Rio - A Assembleia Legislativa do Estado do Rio aprovou, em segunda votação, nesta terça-feira (26), o Projeto de Lei que regulamenta a criação de banheiros e vestiários neutros em ambientes coletivos públicos e privados em todo o estado. A medida visa pessoas transexuais e não binárias.
De autoria da deputada Índia Armelau (PL), a proposta recebeu 29 votos favoráveis, 13 contrários e uma abstenção. O projeto segue para análise do governador em exercício, o desembargador Ricardo Couto, que poderá sancionar ou vetar.

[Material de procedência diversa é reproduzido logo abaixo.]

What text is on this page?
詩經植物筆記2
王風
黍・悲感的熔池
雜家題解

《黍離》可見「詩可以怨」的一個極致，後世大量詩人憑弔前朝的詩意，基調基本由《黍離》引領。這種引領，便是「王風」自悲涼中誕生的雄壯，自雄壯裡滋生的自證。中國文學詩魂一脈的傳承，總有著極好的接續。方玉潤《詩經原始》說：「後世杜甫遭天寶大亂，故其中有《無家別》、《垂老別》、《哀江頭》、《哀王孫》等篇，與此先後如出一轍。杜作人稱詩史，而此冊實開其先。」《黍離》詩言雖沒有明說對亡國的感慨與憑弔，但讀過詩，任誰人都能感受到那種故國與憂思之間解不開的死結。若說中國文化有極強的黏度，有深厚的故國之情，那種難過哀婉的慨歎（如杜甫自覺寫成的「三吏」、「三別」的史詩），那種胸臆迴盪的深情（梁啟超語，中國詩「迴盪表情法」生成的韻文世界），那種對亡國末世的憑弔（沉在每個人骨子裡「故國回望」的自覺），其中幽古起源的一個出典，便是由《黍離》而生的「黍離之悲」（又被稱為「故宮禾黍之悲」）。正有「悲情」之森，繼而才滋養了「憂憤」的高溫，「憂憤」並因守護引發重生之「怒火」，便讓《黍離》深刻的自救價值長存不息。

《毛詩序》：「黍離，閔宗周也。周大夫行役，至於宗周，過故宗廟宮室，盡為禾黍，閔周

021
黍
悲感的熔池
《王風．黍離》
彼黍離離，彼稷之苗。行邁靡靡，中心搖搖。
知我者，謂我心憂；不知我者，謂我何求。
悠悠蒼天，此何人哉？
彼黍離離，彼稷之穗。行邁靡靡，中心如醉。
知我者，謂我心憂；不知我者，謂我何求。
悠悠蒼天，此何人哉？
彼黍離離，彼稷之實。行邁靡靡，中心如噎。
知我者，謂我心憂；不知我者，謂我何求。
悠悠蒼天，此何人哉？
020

A medida estabelece que os novos espaços sejam destinados ao uso de pessoas trans não redesignadas (que não passaram por cirurgia de redesignação sexual) e não binárias. Segundo a autora da proposta, o objetivo principal é preservar a intimidade e a segurança desse público, além de reforçar a proteção de mulheres cisgêneros (que se identificam com o gênero de nascimento) em banheiros convencionais.
"Queremos defender as mulheres. Um dos objetivos é protegê-las contra violadores que pretendam utilizar banheiros e vestiários femininos alegando gênero diverso do biológico com o intuito de praticar crimes. Não podemos abrir a porta para isso", justificou a deputada.
Já a deputada Dani Balbi (PCdoB) criticou a proposta e afirmou que o projeto promove segregação com base na identidade de gênero. "Isso não afeta apenas a dignidade da população transexual e travesti, mas cria um precedente perigoso para toda a sociedade. As pessoas transexuais e travestis já estão entre os grupos mais vulnerabilizados do país".
A parlamentar acrescentou que a expectativa de vida média dessa população é de apenas 35 anos. "Enfrentamos enormes dificuldades de acesso ao mercado formal de trabalho, com índices baixíssimos de empregabilidade. Projetos como este aprofundam ainda mais esse cenário de exclusão e vulnerabilidade social", concluiu Dani.
Projeto de Lei
De acordo com o texto aprovado, os banheiros neutros deverão cumprir critérios estritos de acessibilidade para Pessoas com Deficiência (PCDs) ou mobilidade reduzida, além de contar fraldário, vaso sanitário infantil e lavatório adequado.
O projeto proíbe o uso dos espaços por pessoas cisgênero e por crianças desacompanhadas. O acesso de menores de 12 anos só será permitido se estiverem sob a supervisão de seus responsáveis. De acordo com a parlamentar, as restrições visam coibir episódios de assédio e constrangimento.
No dia 12 de maio, o PL recebeu 35 emendas e saiu de pauta. Após isso, o texto foi modificado. Entre as mudanças estão a exclusão de igrejas e templos religiosos da obrigatoriedade de construção dos espaços neutros; e o apoio financeiro ao comércio, em que parlamentares propuseram que o Poder Executivo, por meio da AgeRio (Agência Estadual de Fomento), possa criar uma linha de crédito específica e com condições facilitadas para que micro, pequenas e médias empresas financiem as reformas.
Os estabelecimentos já em funcionamento terão prazo de 12 meses, após a publicação da lei, para realizar as adaptações necessárias. O descumprimento poderá acarretar advertências, multas e até interdição, em caso de reincidência. As multas poderão começar em 1.100 UFIR-RJ - cerca de R$ 5.456 - e dobrar em caso de nova infração.
O texto também prevê a criação de um canal específico para recebimento de denúncias relacionadas ao descumprimento da norma e para prevenção de atos discriminatórios. Além disso, determina que o Poder Público promova campanhas educativas de combate à transfobia em espaços coletivos, incentivando a convivência respeitosa e inclusiva.